Sales of prescription drugs have been "exceptional," Chief Executive Alex Gorsky said in a meeting with industry analysts. They jumped 11.8 percent to $7.3 billion in the quarter, helped by price increases and demand for Remicade and Simponi for rheumatoid arthritis, Stelara for psoriasis and Zytiga for prostate cancer.
The company, whose products span everything from medical devices to over-the-counter painkiller Tylenol, earned $3.52 billion, or $1.23 per share, in the fourth quarter.
That was well above the $2.57 billion, or 91 cents per share, it earned in the year-earlier period, when J&J took a charge of $800 million related mostly to its recall of defective hip implants.
Excluding special items, J&J earned $1.24 per share.

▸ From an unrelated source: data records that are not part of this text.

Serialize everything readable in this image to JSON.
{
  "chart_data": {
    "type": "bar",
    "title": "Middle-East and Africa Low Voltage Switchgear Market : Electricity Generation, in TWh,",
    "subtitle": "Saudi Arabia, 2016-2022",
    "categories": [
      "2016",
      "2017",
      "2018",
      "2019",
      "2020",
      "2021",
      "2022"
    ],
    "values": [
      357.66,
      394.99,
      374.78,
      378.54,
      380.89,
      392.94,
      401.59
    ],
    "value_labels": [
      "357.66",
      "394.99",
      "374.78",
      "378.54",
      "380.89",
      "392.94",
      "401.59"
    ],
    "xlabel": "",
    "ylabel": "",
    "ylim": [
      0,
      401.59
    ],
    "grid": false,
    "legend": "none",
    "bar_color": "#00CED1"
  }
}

Analysts, on average, expected $1.20 per share, according to Thomson Reuters I/B/E/S.
Global company sales rose 4.5 percent to $18.36 billion, topping Wall Street expectations of $17.95 billion. They would have risen 6.3 percent if not for the stronger dollar, which lowers the value of sales in overseas markets.
Remicade sales jumped 13.8 percent to $1.71 billion. Simponi sales soared 40 percent to $254 million, while Stelara sales jumped 55 percent to $417 million. But sales of Concerta, a treatment for attention deficit disorder that is now facing cheaper generics, tumbled 31 percent to $169 million.
Sales of consumer products, including Listerine, Aveeno skin care products and over-the counter medicines such as Tylenol and Motrin, grew almost three percent in the quarter to $3.75 billion, after relatively flat sales in the prior quarter.
The company's other big business, of medical devices and diagnostics, posted a 1 percent decline in sales to $7.3 billion, against a 2 percent decline in the prior quarter.
"There are early signs of improvement in areas like orthopedics," Gorsky said, adding he remained confident in long-term growth of the business.
J&J's DePuy orthopedics business is struggling to regain its footing following costly recalls of its defective artificial hips. Sales of orthopedics rose 2.8 percent in the quarter to $2.46 billion.
Company shares were down 1.5 percent to $93.66 in afternoon trading on the New York Stock Exchange, amid a 0.2 percent advance for the ARCA Pharmaceutical Index .DRG of large U.S. and European drugmakers.